Below is Chairman Royce’s opening statement, as prepared for delivery at the hearing:

“Today we hear from Deputy Secretary of State John Sullivan on proposed reforms to the State Department and the Agency for International Development.

Few question the need to improve the operations of both agencies.  A more efficient and effective State Department and USAID would better promote our national security and our many other interests abroad.  So I have welcomed the Administration’s undertaking.

Secretary of State Rex Tillerson’s focus on listening to our diplomats and all other employees throughout this process is commendable.  He has sought feedback from the bottom up.  Many employees have actually asked – and I think this speaks volumes – for more responsibility, and in turn, more accountability for their performance.  They also want better training throughout their careers, and a modern IT infrastructure.  They deserve these tools, and we would all be better off if they had them.

So I welcome Secretary Tillerson’s efforts to address the Department’s aging technology infrastructure, and strengthen the diversity of the Department’s workforce – including increased recruitment of veterans and minority candidates.   This is a goal the Committee has long supported.

But as a country with global challenges and opportunities, I do have continued concerns about whether our diplomats and development specialists will have the resources they need.  Yes, there is room for savings.  But we should not – we cannot – lose sight of the fact that our diplomacy and assistance improves our national security and economic well-being for a relatively small amount.

Consider this Committee’s work – alongside many others – to sanction rogue regimes like Iran and North Korea; it takes skilled, properly resourced diplomacy to build international support for sanctions enforcement.  The same is true when it comes to convincing nations to turn away cheap labor and materials from North Korea.  Or working with us to counter Hezbollah.  Or granting our health specialists access to halt an emerging pandemic in its tracks, as was done in West Africa with the Ebola virus.

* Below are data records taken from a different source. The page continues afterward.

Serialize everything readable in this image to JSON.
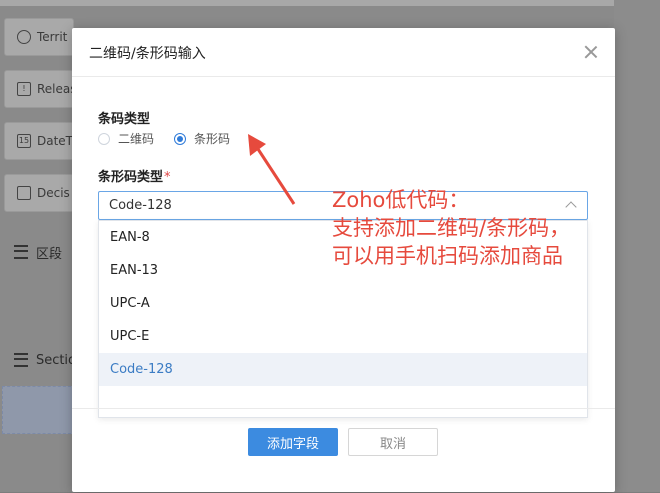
{
  "background": {
    "items": [
      {
        "icon": "search-icon",
        "label": "Territ"
      },
      {
        "icon": "release-icon",
        "label": "Releas"
      },
      {
        "icon": "calendar-icon",
        "label": "DateT"
      },
      {
        "icon": "decision-icon",
        "label": "Decis"
      }
    ],
    "sections": [
      "区段",
      "Sectio"
    ]
  },
  "modal": {
    "title": "二维码/条形码输入",
    "barcode_type_label": "条码类型",
    "radio_options": [
      {
        "label": "二维码",
        "checked": false
      },
      {
        "label": "条形码",
        "checked": true
      }
    ],
    "barcode_format_label": "条形码类型",
    "required_mark": "*",
    "select_value": "Code-128",
    "dropdown_options": [
      "EAN-8",
      "EAN-13",
      "UPC-A",
      "UPC-E",
      "Code-128"
    ],
    "selected_option": "Code-128",
    "add_field_label": "添加字段",
    "cancel_label": "取消"
  },
  "annotation": {
    "lines": [
      "Zoho低代码：",
      "支持添加二维码/条形码，",
      "可以用手机扫码添加商品"
    ],
    "color": "#e64a3d"
  },
  "colors": {
    "primary": "#3c8be0",
    "selected_text": "#3b7cc4"
  }
}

Robust diplomacy is also needed in conflict zones, to defeat ISIS and other threats.  That is what we hear from our generals, who understand the critical need for our country to have successful political, and not just military, strategies.

But this leadership requires being present.  I am concerned about reports of closing embassies and consulates.  Where we depart, we create a void for unfriendly actors to step in and promote interests hostile to ours.  Where there is a diplomatic void, we have no eyes and ears to detect the next threat, or the next opportunity.

And so I want to thank the Department for starting a dialogue with Congress on these reforms, and on its policies and management more broadly.  Some of the proposed reforms will require legislation, while others can be undertaken administratively.  But in both cases, the Committee has a significant oversight role to play, as we are doing today.

And after our successful work last Congress to get the first State authorities bill signed into law in well over a decade, the Committee continues to have some reform ideas of its own, which we look forward to sharing.”